ECシステムの追加機能の中でニーズが高い機能は、以下のように外部のシステム/サービスおよびデータ等の連携機能です。
◆ECシステムで求められるカスタマイズ(例)
・コンテンツ管理システム(CMS)連携
・倉庫管理システム(WMS)連携
・ショッピングモール連携
・アプリ連携
・会員データの統合管理
・ポイントサービスの統合管理
・法人向けECシステム
企業固有の運用やシステム仕様に合わせた機能が求められる場合には、個別のカスタマイズが不可欠ですが、一般的な機能を追加したい場合には、現在運用中のECシステム(ASPサービス、パッケージ、カスタマイズ可能なクラウドEC)のオプション機能や、EC専用ツール/サービスとして提供されているものも多いです。

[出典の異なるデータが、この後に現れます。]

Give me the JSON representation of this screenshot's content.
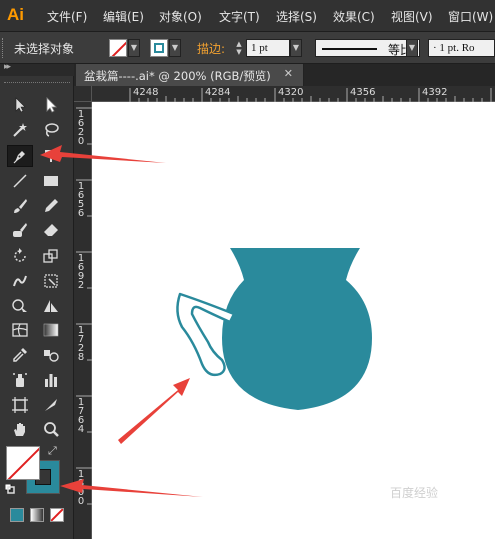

それらの利用を前提に実装方法を検討することで、コストを抑えて機能を拡張することができます。
◆主なEC専用ツール/サービス
・アクセス解析
・Web接客
・CRM
・かご落ち対策
・レコメンド
・動画配信
・チャットボット
・ソーシャルログイン
・サイト内検索
・アプリ連携
・検索エンジン最適化(SEO)
・入力フォーム最適化(EFO)
・在庫管理
・店舗連携
・不正検知
・メール配信
・データフィード広告
・多言語化サイト
既存のあるいはASPサービスを利用したECプラットフォームとEC専用ツール/サービスを併用することで、必要な機能要件を満たせるケースもあります。
既存あるいは新たに導入予定のECプラットフォームにない機能を実装したい場合には、最初にEC専門ツール/サービスの有無とECサイトでの併用の可否についても調査しておくようにしましょう。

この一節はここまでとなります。